A less practical, more philosophical way to look at it is that the city's buildings are perpetually on our minds. Creating architecturally-scaled art makes our feelings about the immediate environment just a bit more manageable, as if we have a hand in it.
Which means that sculptor Graem Whyte is an innovator here when he downsizes, deciding against the kind of art that could easily make for a solo show in an impressively large space.
In his latest body of work, Whyte — who began his career at Lawrence Tech — expresses a vast psychological terrain with landscapes you can hold in your own hands. In Spaces and Places, Whyte, along with Dennis Jones and Abigail Newbold, use the world around us to mirror all the complicated stuff — memories, feelings — that we "store" in our minds.

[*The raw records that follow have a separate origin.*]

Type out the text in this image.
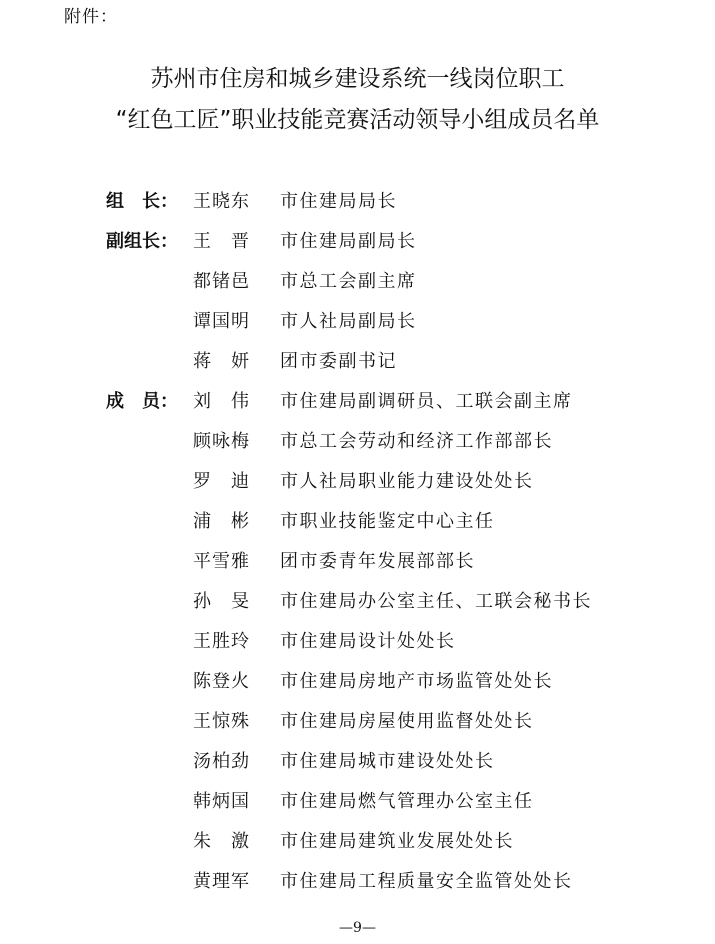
附件：
苏州市住房和城乡建设系统一线岗位职工
“红色工匠”职业技能竞赛活动领导小组成员名单
组　长： 王晓东	市住建局局长
副组长： 王　晋	市住建局副局长
都锗邑	市总工会副主席
谭国明	市人社局副局长
蒋　妍	团市委副书记
成　员： 刘　伟	市住建局副调研员、工联会副主席
顾咏梅	市总工会劳动和经济工作部部长
罗　迪	市人社局职业能力建设处处长
浦　彬	市职业技能鉴定中心主任
平雪雅	团市委青年发展部部长
孙　旻	市住建局办公室主任、工联会秘书长
王胜玲	市住建局设计处处长
陈登火	市住建局房地产市场监管处处长
王惊殊	市住建局房屋使用监督处处长
汤柏劲	市住建局城市建设处处长
韩炳国	市住建局燃气管理办公室主任
朱　激	市住建局建筑业发展处处长
黄理军	市住建局工程质量安全监管处处长
—9—
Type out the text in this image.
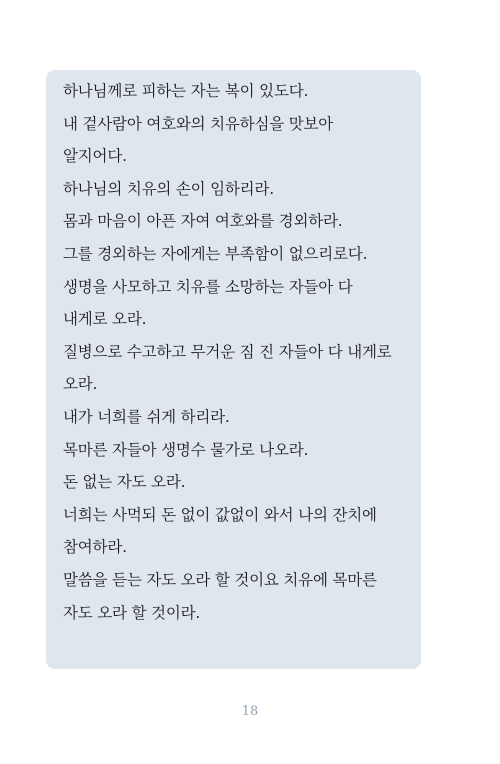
하나님께로 피하는 자는 복이 있도다.
내 겉사람아 여호와의 치유하심을 맛보아
알지어다.
하나님의 치유의 손이 임하리라.
몸과 마음이 아픈 자여 여호와를 경외하라.
그를 경외하는 자에게는 부족함이 없으리로다.
생명을 사모하고 치유를 소망하는 자들아 다
내게로 오라.
질병으로 수고하고 무거운 짐 진 자들아 다 내게로
오라.
내가 너희를 쉬게 하리라.
목마른 자들아 생명수 물가로 나오라.
돈 없는 자도 오라.
너희는 사먹되 돈 없이 값없이 와서 나의 잔치에
참여하라.
말씀을 듣는 자도 오라 할 것이요 치유에 목마른
자도 오라 할 것이라.
18
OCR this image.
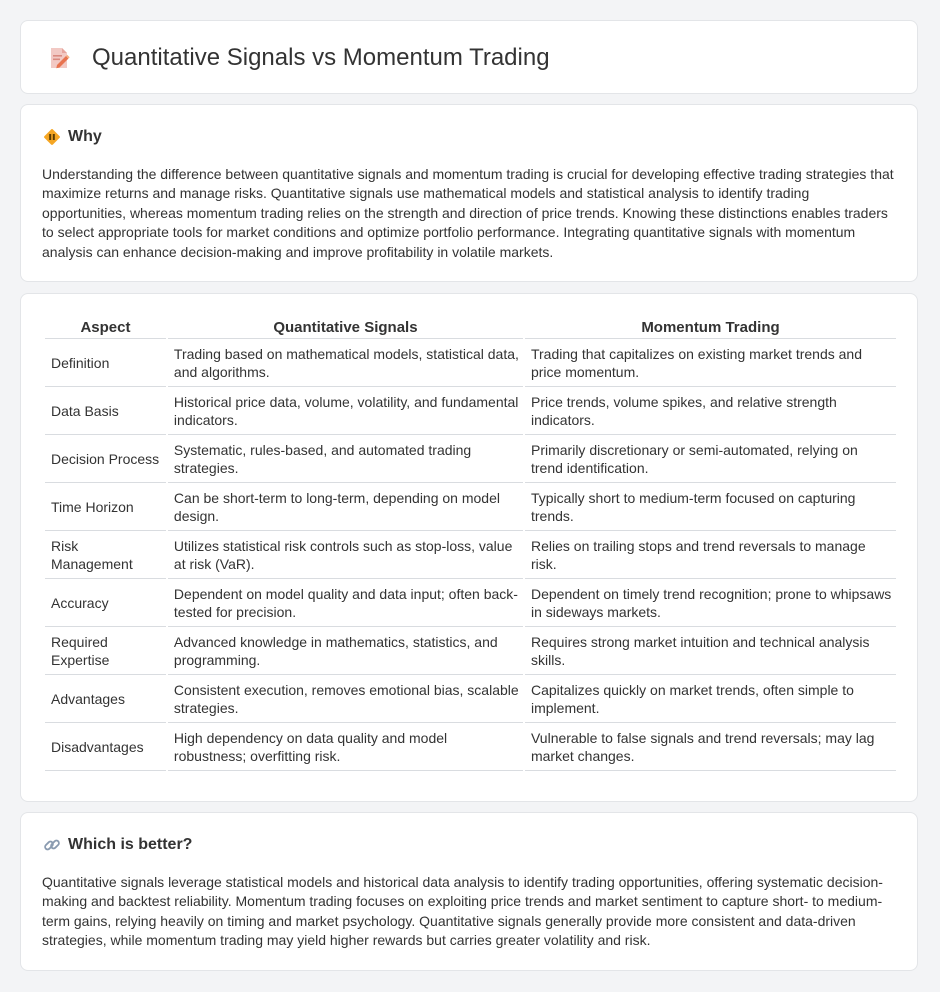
Quantitative Signals vs Momentum Trading
Why

Understanding the difference between quantitative signals and momentum trading is crucial for developing effective trading strategies that maximize returns and manage risks. Quantitative signals use mathematical models and statistical analysis to identify trading opportunities, whereas momentum trading relies on the strength and direction of price trends. Knowing these distinctions enables traders to select appropriate tools for market conditions and optimize portfolio performance. Integrating quantitative signals with momentum analysis can enhance decision-making and improve profitability in volatile markets.

Aspect	Quantitative Signals	Momentum Trading
Definition	Trading based on mathematical models, statistical data, and algorithms.	Trading that capitalizes on existing market trends and price momentum.
Data Basis	Historical price data, volume, volatility, and fundamental indicators.	Price trends, volume spikes, and relative strength indicators.
Decision Process	Systematic, rules-based, and automated trading strategies.	Primarily discretionary or semi-automated, relying on trend identification.
Time Horizon	Can be short-term to long-term, depending on model design.	Typically short to medium-term focused on capturing trends.
Risk Management	Utilizes statistical risk controls such as stop-loss, value at risk (VaR).	Relies on trailing stops and trend reversals to manage risk.
Accuracy	Dependent on model quality and data input; often back-tested for precision.	Dependent on timely trend recognition; prone to whipsaws in sideways markets.
Required Expertise	Advanced knowledge in mathematics, statistics, and programming.	Requires strong market intuition and technical analysis skills.
Advantages	Consistent execution, removes emotional bias, scalable strategies.	Capitalizes quickly on market trends, often simple to implement.
Disadvantages	High dependency on data quality and model robustness; overfitting risk.	Vulnerable to false signals and trend reversals; may lag market changes.
Which is better?

Quantitative signals leverage statistical models and historical data analysis to identify trading opportunities, offering systematic decision-making and backtest reliability. Momentum trading focuses on exploiting price trends and market sentiment to capture short- to medium-term gains, relying heavily on timing and market psychology. Quantitative signals generally provide more consistent and data-driven strategies, while momentum trading may yield higher rewards but carries greater volatility and risk.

Whyte's sculptures present lone figures tiny enough to ride in miniature trains, existing in totally surreal environments. A businessman waits for a bus, sitting on the edge of a bubbling mountain of cast bronze. Another guy hangs out on an Astroturf prairie as his horse drinks from a wooden pond. A typical couple of elderly tourists look lost in a metal dessert, as if one mistake landed them in another dimension. The size and style are subversive, evoking 19th and early 20th century dioramas in history museums. Manufactured scenes of epic battles in uncharted lands used to titillate the bourgeoisie into viewing their environment as a commodity. Photographs worked much the same way, turning memories into objects. What's ominous here is the implied narrative. With the polished wood and the tiny, artificial trees, this is a perfectly hopeless vision of utopia that's isolating, pristine and synthetic — and closer to reality than it seems. By the looks of these forlorn figurines, we're too far gone down the hole, too disconnected to know the difference.

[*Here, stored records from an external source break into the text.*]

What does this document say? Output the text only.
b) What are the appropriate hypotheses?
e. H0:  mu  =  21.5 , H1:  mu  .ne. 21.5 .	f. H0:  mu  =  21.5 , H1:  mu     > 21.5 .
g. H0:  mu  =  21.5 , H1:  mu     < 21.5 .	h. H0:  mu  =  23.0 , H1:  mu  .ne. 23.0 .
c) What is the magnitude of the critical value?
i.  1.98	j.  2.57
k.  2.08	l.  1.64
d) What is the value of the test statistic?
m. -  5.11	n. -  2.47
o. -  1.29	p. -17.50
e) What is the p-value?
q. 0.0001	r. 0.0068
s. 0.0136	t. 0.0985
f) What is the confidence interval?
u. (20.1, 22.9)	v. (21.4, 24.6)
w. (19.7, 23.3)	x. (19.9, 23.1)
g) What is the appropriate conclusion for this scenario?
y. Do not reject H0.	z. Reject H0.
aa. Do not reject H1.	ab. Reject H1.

Newbold tries to hold on to memories, to pin down what makes a house a home. In oversized traveling suitcases about the size of small beds, she packs up traditional symbols of domesticity that provide physical and emotional comfort. It's as if she's trying to make sense of what matters, the objects or the ideas. With "Sleep To Go," she straps in a pillow, blankets, books, a log and other items. Her installation evokes the coziness of furnishings in a log cabin and the sterility of classified and displayed specimens in shadow boxes. In reality, memories are far more elusive.
From a distance of a few yards, Jones' drawings look like cracks in a white wall. They act that way too — you've got to dig through the visual debris, the roughly sketched messiness, to get to the narrative. The series personifies the birth of thought. A small figure, a cute puppet, climbs out of a box, looks around and considers the context. It's a metaphor for how electricity in our brains finds its way as a notion with meaning, something to be valued.

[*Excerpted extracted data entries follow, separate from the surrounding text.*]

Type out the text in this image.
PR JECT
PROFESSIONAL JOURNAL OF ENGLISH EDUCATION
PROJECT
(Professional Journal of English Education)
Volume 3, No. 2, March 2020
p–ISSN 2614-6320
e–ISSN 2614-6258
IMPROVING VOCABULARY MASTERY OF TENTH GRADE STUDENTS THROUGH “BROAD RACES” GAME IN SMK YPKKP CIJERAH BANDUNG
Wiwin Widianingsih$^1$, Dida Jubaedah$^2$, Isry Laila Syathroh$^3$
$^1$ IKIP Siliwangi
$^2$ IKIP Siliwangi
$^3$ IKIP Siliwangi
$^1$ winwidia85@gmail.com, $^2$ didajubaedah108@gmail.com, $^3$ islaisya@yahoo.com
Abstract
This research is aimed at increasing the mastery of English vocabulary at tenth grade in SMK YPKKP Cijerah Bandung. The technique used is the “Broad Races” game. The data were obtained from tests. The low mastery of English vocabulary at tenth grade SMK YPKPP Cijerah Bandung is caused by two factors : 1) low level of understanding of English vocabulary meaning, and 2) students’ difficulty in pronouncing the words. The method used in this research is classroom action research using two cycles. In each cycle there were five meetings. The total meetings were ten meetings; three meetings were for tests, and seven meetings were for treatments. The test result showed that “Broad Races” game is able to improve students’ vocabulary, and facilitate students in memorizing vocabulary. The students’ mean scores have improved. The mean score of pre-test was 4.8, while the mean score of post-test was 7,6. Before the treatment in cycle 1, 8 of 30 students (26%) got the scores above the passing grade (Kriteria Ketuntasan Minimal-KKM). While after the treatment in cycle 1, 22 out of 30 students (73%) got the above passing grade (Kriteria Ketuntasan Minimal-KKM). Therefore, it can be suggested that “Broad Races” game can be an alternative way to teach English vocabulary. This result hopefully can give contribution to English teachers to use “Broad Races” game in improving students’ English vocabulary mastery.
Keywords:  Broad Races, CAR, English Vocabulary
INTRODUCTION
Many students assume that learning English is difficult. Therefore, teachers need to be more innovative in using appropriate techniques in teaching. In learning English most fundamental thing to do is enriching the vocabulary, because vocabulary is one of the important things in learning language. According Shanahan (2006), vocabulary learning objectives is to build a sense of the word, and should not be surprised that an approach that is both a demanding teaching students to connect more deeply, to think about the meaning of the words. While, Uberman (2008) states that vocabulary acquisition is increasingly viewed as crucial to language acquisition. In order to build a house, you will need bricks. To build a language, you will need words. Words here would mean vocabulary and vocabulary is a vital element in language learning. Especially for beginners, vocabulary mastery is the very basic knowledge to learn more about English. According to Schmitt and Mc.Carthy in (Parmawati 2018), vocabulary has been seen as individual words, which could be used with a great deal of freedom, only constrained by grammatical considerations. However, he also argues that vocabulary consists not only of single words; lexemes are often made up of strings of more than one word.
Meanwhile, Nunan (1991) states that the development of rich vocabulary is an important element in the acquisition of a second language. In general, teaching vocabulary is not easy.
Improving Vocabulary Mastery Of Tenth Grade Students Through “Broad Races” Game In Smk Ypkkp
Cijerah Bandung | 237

Jones, who is an artist, architect and educator, also presents sculptures that sit on two pedestals nearby, giving these figures three-dimensional form in muddy shades of white, black and blurred grey. In "Hills," a group of the cuddly characters look at each other from opposite sides of a frame, which manifests some sort of rudimentary boundary, establishing a perceived sense of order among the not yet fully-formed ideas that mingle in our subconscious, in the back of our brains, out of reach.
Spaces and Places runs through Dec. 15 at Community Arts @ Paramount Gallery, 22635 Woodward Ave., Ferndale; 248-414-6500. Dennis Michael Jones also has a solo show, Fundamental(ist), which runs through Dec. 23 at Oakland University Art Gallery, 208 Wilson Hall on the Oakland University campus, Rochester; 248-370-3005.